The Restaurant Group’s returns on lease-adjusting capital employed were consistently terrible
In addition to average shareholder equity of £158 million and average borrowings of £58 million, TRG also had average lease liabilities of £580 million between 2006 and 2015. This turns its average capital employed of £216 million into an average lease-adjusted capital employed of £796 million.
This reduces the company’s average net return on capital employed of 19% to an average net return on lease-adjusted capital employed (ROLACE) of 5%.
Having added ROLACE to my investment strategy and stock screen in October, I now expect my investments to have produced an average ROLACE of at least 10% over the last ten years. So by that standard, TRG’s 5% is a terrible rate of return.
It suggests, which I now think is correct, that TRG had no pricing power and no meaningful competitive advantages. If I’d looked at lease-adjusted capital employed in 2016 then this enormous red flag would have stopped me from investing in TRG in the first place.
The main reason for TRG’s large lease obligations is their length; in 2018, 82% of its leases were longer than five years and 34% were longer than ten years. This is a problem because it reduces flexibility.
For example, if footfall, revenues and profits permanently decline in one of TRG’s restaurants because the retail park in which it’s situated adds another three restaurant units, TRG won’t be able to renegotiate its rent or close that site for perhaps five, ten or more years.
Even worse, if the lease is longer than five years then rent is typically subject to upwards-only increases which are at least in line with inflation.
Lesson 2: A lack of information is usually a bad sign
Unlike TRG’s restaurant business, its pubs and airport concessions have been performing quite well. Total pub numbers have gone from from 49 in 2013 to an expected 88 by the end of 2019, while total concessions have gone from 60 to an expected 81 over the same period.
And in recent years TRG’s pubs and concessions generated more profit than its restaurant business, so strategically they’re second only to Wagamama in terms of importance.
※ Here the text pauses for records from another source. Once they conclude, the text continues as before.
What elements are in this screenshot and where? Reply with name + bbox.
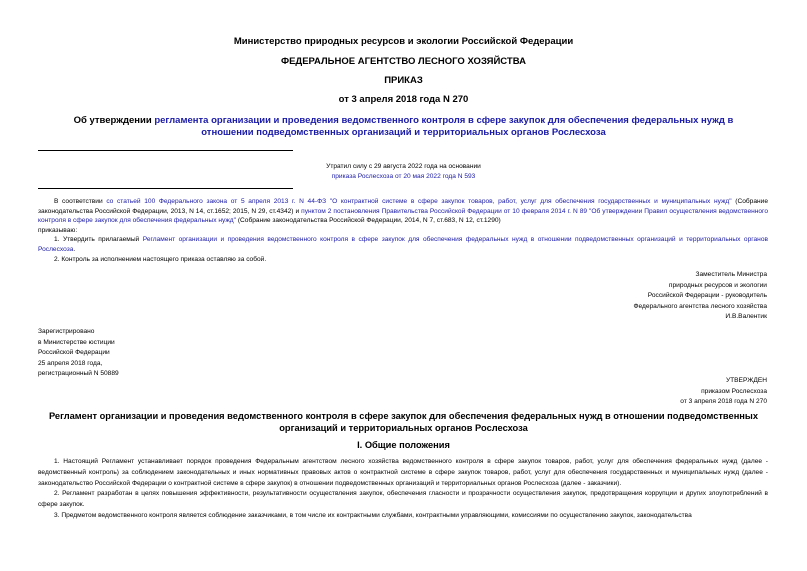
regulation-paragraph-1: 1. Настоящий Регламент устанавливает порядок проведения Федеральным агентством лесного хозяйства ведомственного контроля в сфере закупок товаров, работ, услуг для обеспечения федеральных нужд (далее - ведомственный контроль) за соблюдением законодательных и иных нормативных правовых актов о контрактной системе в сфере закупок товаров, работ, услуг для обеспечения государственных и муниципальных нужд (далее - законодательство Российской Федерации о контрактной системе в сфере закупок) в отношении подведомственных организаций и территориальных органов Рослесхоза (далее - заказчики). [38, 458, 768, 487]
signatory-name: И.В.Валентик [725, 313, 767, 320]
registration-line: в Министерстве юстиции [38, 338, 115, 346]
signature-line: Заместитель Министра [695, 271, 767, 278]
regulation-body [38, 457, 768, 522]
regulation-title: Регламент организации и проведения ведомственного контроля в сфере закупок для обеспечения федеральных нужд в отношении подведомственных организаций и территориальных органов Рослесхоза [48, 411, 759, 433]
order-word: приказываю: [38, 226, 78, 234]
order-heading: ПРИКАЗ [384, 75, 423, 86]
law-44fz-link[interactable]: со статьей 100 Федерального закона от 5 апреля 2013 г. N 44-ФЗ "О контрактной системе в сфере закупок товаров, работ, услуг для обеспечения государственных и муниципальных нужд" [106, 198, 732, 205]
preamble-paragraph [38, 197, 768, 226]
section-heading: I. Общие положения [357, 440, 450, 450]
signature-block [633, 270, 767, 323]
divider-bottom [38, 188, 293, 189]
title-regulation-link[interactable]: регламента организации и проведения ведомственного контроля в сфере закупок для обеспечения федеральных нужд в отношении подведомственных организаций и территориальных органов Рослесхоза [154, 115, 734, 138]
regulation-paragraph-2: 2. Регламент разработан в целях повышения эффективности, результативности осуществления закупок, обеспечения гласности и прозрачности осуществления закупок, предотвращения коррупции и других злоупотреблений в сфере закупок. [38, 490, 768, 509]
expired-notice [0, 162, 807, 182]
approved-date: от 3 апреля 2018 года N 270 [680, 398, 767, 405]
order-item-2: 2. Контроль за исполнением настоящего приказа оставляю за собой. [54, 255, 267, 263]
regulation-link[interactable]: Регламент организации и проведения ведомственного контроля в сфере закупок для обеспечения федеральных нужд в отношении подведомственных организаций и территориальных органов Рослесхоза [38, 236, 768, 253]
registration-line: Российской Федерации [38, 349, 110, 356]
registration-number: регистрационный N 50889 [38, 370, 119, 377]
agency-heading: ФЕДЕРАЛЬНОЕ АГЕНТСТВО ЛЕСНОГО ХОЗЯЙСТВА [280, 56, 526, 67]
signature-line: Российской Федерации - руководитель [647, 292, 767, 299]
item1-text: 1. Утвердить прилагаемый [54, 236, 143, 244]
ministry-heading: Министерство природных ресурсов и экологии Российской Федерации [233, 36, 574, 47]
signature-line: природных ресурсов и экологии [668, 281, 767, 289]
document-title [60, 115, 747, 139]
preamble-text-1: В соответствии [54, 198, 107, 205]
expired-order-link[interactable]: приказа Рослесхоза от 20 мая 2022 года N 593 [331, 173, 476, 180]
item1-end: . [73, 245, 76, 253]
divider-top [38, 150, 293, 151]
preamble-text-3: (Собрание законодательства Российской Федерации, 2014, N 7, ст.683, N 12, ст.1290) [236, 217, 501, 225]
registration-block [38, 327, 119, 380]
approved-label: УТВЕРЖДЕН [725, 377, 767, 384]
order-item-1 [38, 235, 768, 254]
order-date: от 3 апреля 2018 года N 270 [338, 94, 469, 105]
government-decree-link[interactable]: пунктом 2 постановления Правительства Российской Федерации от 10 февраля 2014 г. N 89 "Об утверждении Правил осуществления ведомственного контроля в сфере закупок для обеспечения федеральных нужд" [38, 207, 768, 225]
regulation-paragraph-3: 3. Предметом ведомственного контроля является соблюдение заказчиками, в том числе их контрактными службами, контрактными управляющими, комиссиями по осуществлению закупок, законодательства [54, 511, 692, 519]
approved-by: приказом Рослесхоза [701, 387, 767, 395]
preamble-block [38, 197, 768, 264]
title-prefix: Об утверждении [73, 115, 155, 126]
signature-line: Федерального агентства лесного хозяйства [633, 302, 767, 310]
registration-line: 25 апреля 2018 года, [38, 359, 103, 367]
approval-stamp [680, 376, 767, 408]
registration-line: Зарегистрировано [38, 328, 95, 335]
expired-text: Утратил силу с 29 августа 2022 года на основании [326, 163, 481, 170]
preamble-text-2: (Собрание законодательства Российской Федерации, 2013, N 14, ст.1652; 2015, N 29, ст.4342) и [38, 198, 768, 215]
If TRG’s pubs and concessions had sufficiently attractive results, in terms of profitability, lease obligations, margins and so on, then there’s a chance I would have decided to hold on rather than sell.
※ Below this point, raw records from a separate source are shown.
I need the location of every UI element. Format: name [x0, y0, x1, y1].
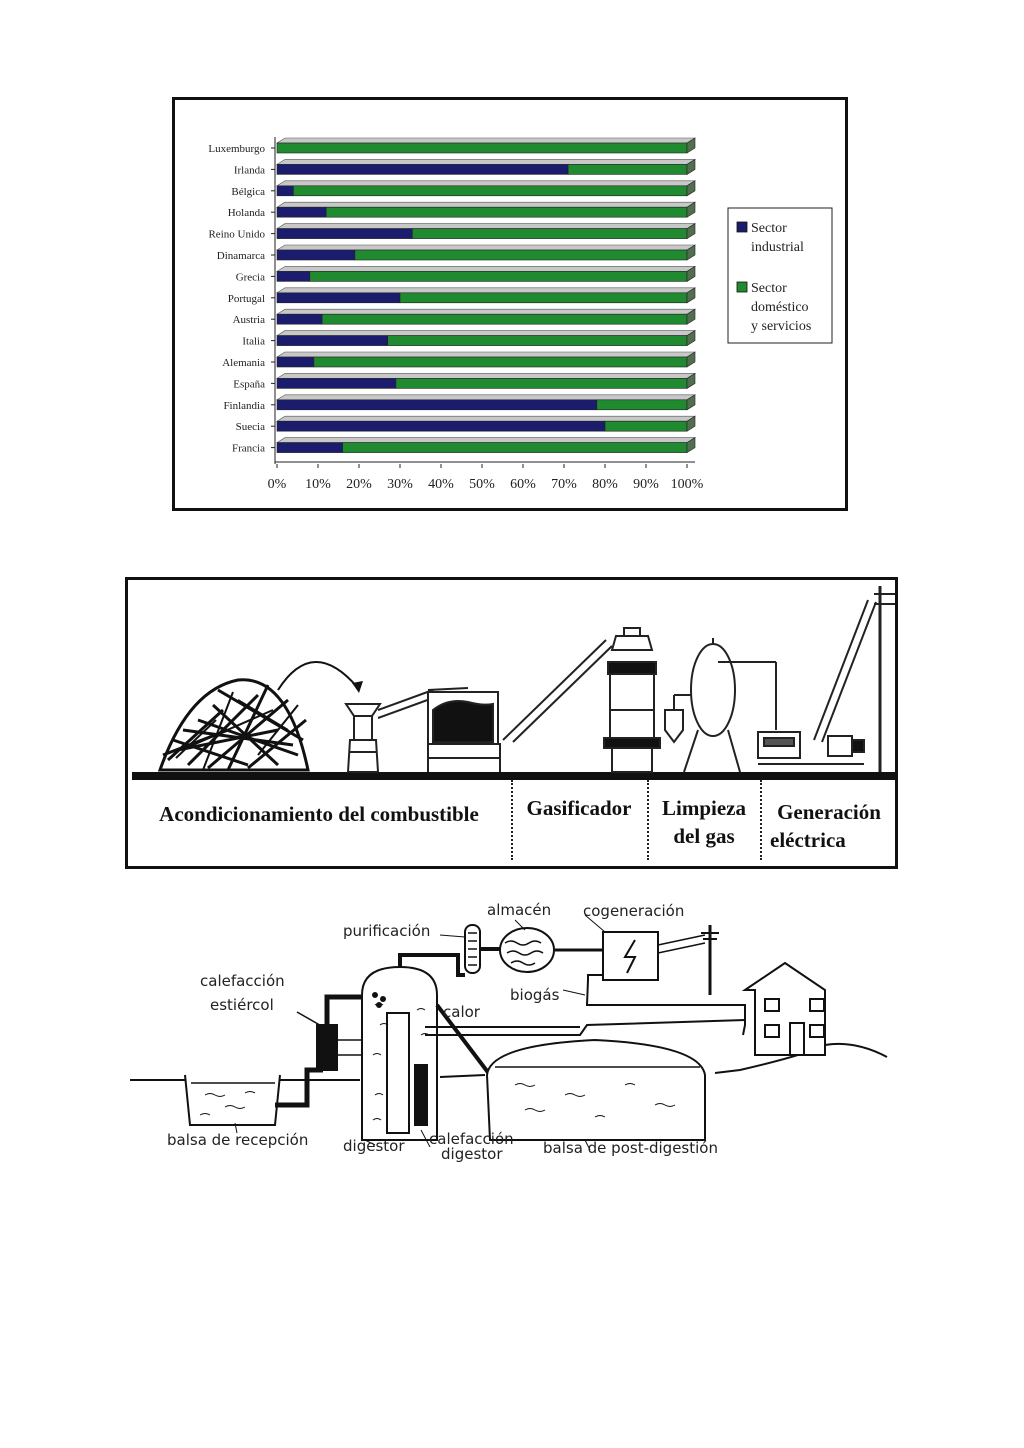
gasifier-illustration: [604, 628, 660, 772]
category-label-11: España: [233, 378, 265, 391]
ground-line: [132, 772, 895, 780]
category-label-12: Finlandia: [223, 399, 265, 412]
category-label-0: Luxemburgo: [208, 143, 265, 155]
bar-domestico-12: [597, 400, 687, 410]
biogas-illustration: [125, 895, 900, 1170]
bar-industrial-14: [277, 443, 343, 453]
digestor-heater: [415, 1065, 427, 1125]
label-balsa-post: balsa de post-digestión: [543, 1139, 718, 1157]
label-almacen: almacén: [487, 901, 552, 919]
x-tick-label-6: 60%: [510, 477, 536, 492]
chart-figure: [172, 97, 848, 511]
x-tick-labels: [268, 464, 704, 492]
label-biogas: biogás: [510, 986, 560, 1004]
label-balsa-recepcion: balsa de recepción: [167, 1131, 309, 1149]
bar-top-face: [277, 202, 695, 207]
category-label-13: Suecia: [235, 421, 265, 434]
bar-domestico-7: [400, 293, 687, 303]
category-label-1: Irlanda: [233, 164, 265, 177]
dryer-illustration: [428, 688, 500, 772]
stage-generacion-line1: Generación: [777, 800, 881, 824]
stage-limpieza-line2: del gas: [673, 824, 735, 848]
category-label-2: Bélgica: [231, 185, 265, 198]
arrow-head-icon: [352, 681, 363, 693]
category-label-5: Dinamarca: [216, 250, 265, 262]
bar-industrial-10: [277, 357, 314, 367]
conveyor-2: [503, 640, 606, 740]
biogas-diagram: [125, 895, 900, 1170]
x-tick-label-7: 70%: [551, 477, 577, 492]
post-digestion-pond: [487, 1040, 705, 1140]
bar-domestico-5: [355, 250, 687, 260]
bar-domestico-3: [326, 207, 687, 217]
gasification-diagram: [125, 577, 898, 869]
x-tick-label-4: 40%: [428, 477, 454, 492]
x-tick-label-1: 10%: [305, 477, 331, 492]
stage-generacion: [764, 798, 894, 854]
category-label-6: Grecia: [235, 271, 265, 284]
stage-acondicionamiento: Acondicionamiento del combustible: [159, 802, 479, 826]
stage-limpieza: [650, 794, 758, 850]
hopper-illustration: [346, 704, 380, 772]
bar-domestico-8: [322, 314, 687, 324]
stage-divider-1: [511, 780, 513, 860]
stage-generacion-line2: eléctrica: [770, 828, 846, 852]
label-calefaccion-estiercol-1: calefacción: [200, 972, 285, 990]
bar-domestico-4: [412, 229, 687, 239]
manure-heater: [317, 1025, 337, 1070]
label-calor: calor: [443, 1003, 480, 1021]
bar-domestico-9: [388, 336, 687, 346]
bar-industrial-7: [277, 293, 400, 303]
legend-swatch-domestico: [737, 282, 747, 292]
bar-top-face: [277, 245, 695, 250]
bar-industrial-3: [277, 207, 326, 217]
x-tick-label-0: 0%: [267, 477, 287, 492]
x-tick-label-5: 50%: [469, 477, 495, 492]
stage-gasificador: Gasificador: [526, 796, 632, 820]
bar-domestico-1: [568, 164, 687, 174]
bar-top-face: [277, 288, 695, 293]
bar-domestico-14: [343, 443, 687, 453]
label-calefaccion-estiercol-2: estiércol: [210, 996, 274, 1014]
bar-industrial-12: [277, 400, 597, 410]
bar-top-face: [277, 224, 695, 229]
x-tick-label-10: 100%: [670, 477, 704, 492]
bar-domestico-11: [396, 378, 687, 388]
woodpile-illustration: [160, 680, 308, 770]
bar-industrial-4: [277, 229, 412, 239]
category-label-10: Alemania: [222, 357, 265, 369]
bar-industrial-1: [277, 164, 568, 174]
legend-industrial-line1: Sector: [751, 221, 787, 236]
bars-layer: [271, 137, 695, 464]
x-tick-label-2: 20%: [346, 477, 372, 492]
bar-top-face: [277, 395, 695, 400]
bar-industrial-11: [277, 378, 396, 388]
feed-arrow: [278, 662, 358, 690]
bar-top-face: [277, 309, 695, 314]
bar-domestico-2: [293, 186, 687, 196]
legend-domestico-line3: y servicios: [751, 319, 812, 334]
stacked-bar-chart: [175, 100, 845, 508]
label-calefaccion-digestor-1: calefacción: [429, 1130, 514, 1148]
category-labels: [208, 143, 265, 455]
legend-domestico-line1: Sector: [751, 281, 787, 296]
bar-domestico-10: [314, 357, 687, 367]
category-label-14: Francia: [232, 442, 265, 455]
bar-domestico-13: [605, 421, 687, 431]
bar-domestico-0: [277, 143, 687, 153]
x-tick-label-3: 30%: [387, 477, 413, 492]
bar-top-face: [277, 352, 695, 357]
bar-industrial-13: [277, 421, 605, 431]
bar-industrial-9: [277, 336, 388, 346]
label-calefaccion-digestor-2: digestor: [441, 1145, 503, 1163]
stage-divider-2: [647, 780, 649, 860]
heat-pipe: [587, 975, 745, 1035]
bar-industrial-8: [277, 314, 322, 324]
label-digestor: digestor: [343, 1137, 405, 1155]
bar-top-face: [277, 181, 695, 186]
legend: [728, 208, 832, 343]
bar-top-face: [277, 266, 695, 271]
bar-top-face: [277, 138, 695, 143]
bar-top-face: [277, 373, 695, 378]
category-label-7: Portugal: [227, 292, 265, 305]
legend-domestico-line2: doméstico: [751, 300, 809, 315]
stage-divider-3: [760, 780, 762, 860]
generator-illustration: [758, 586, 895, 772]
label-purificacion: purificación: [343, 922, 431, 940]
bar-top-face: [277, 438, 695, 443]
x-tick-label-9: 90%: [633, 477, 659, 492]
manure-pipe: [275, 1070, 323, 1105]
category-label-3: Holanda: [227, 207, 265, 220]
category-label-9: Italia: [242, 335, 265, 348]
stage-limpieza-line1: Limpieza: [662, 796, 746, 820]
bar-top-face: [277, 331, 695, 336]
legend-swatch-industrial: [737, 222, 747, 232]
legend-industrial-line2: industrial: [751, 240, 804, 255]
house: [745, 963, 825, 1055]
bar-industrial-6: [277, 271, 310, 281]
category-label-8: Austria: [232, 314, 265, 327]
conveyor-2b: [513, 646, 612, 742]
bar-industrial-2: [277, 186, 293, 196]
x-tick-label-8: 80%: [592, 477, 618, 492]
bar-industrial-5: [277, 250, 355, 260]
bar-domestico-6: [310, 271, 687, 281]
label-cogeneracion: cogeneración: [583, 902, 685, 920]
category-label-4: Reino Unido: [208, 228, 265, 241]
bar-top-face: [277, 416, 695, 421]
bar-top-face: [277, 159, 695, 164]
However, I have no idea how much revenue or profit these businesses make, or what leases or other assets and liabilities they have, because TRG’s management don’t think this is something investors would be interested in.
Why that’s the case I have no idea, but TRG provides no “segmented” results in its annual reports at all. Investors left to work out the details with nothing more to go on than the number of pubs and concessions.
To be frank, this is shockingly bad investor relations. The restaurant, pub and concession businesses are significantly different, so why aren’t their results shown separately?
How is an investor supposed to work out the strengths and weaknesses of the pub and concession businesses without this information?
In early 2016 I was comfortable buying TRG with such limited information, but I have learned a lot in the three and a half years since then.
One thing I’ve learned is that I want to have a far more detailed understanding of a company before investing in it, which means seeing the results broken down to a useful level.
TRG doesn’t provide a useful level of detail in its annual reports, and that lack of information makes me feel uncomfortable with the investment. And if I don’t feel comfortable with an investment, I don’t want to own it.
Plan, do, check, adjust
Obviously it’s disappointing to lose money on an investment, but the important thing is to focus on the big picture, apply the relevant lessons and keep moving forwards.
In this case, TRG has provided me with important lesson about lease obligations and accounting transparency, and a reminder that companies relying on “big wins” (e.g. picking the next big dining trend to ride) are almost always more risky.
As usual, the proceeds from the sale of The Restaurant Group will be reinvested into a new holding next month, with an initial position size of around 4%.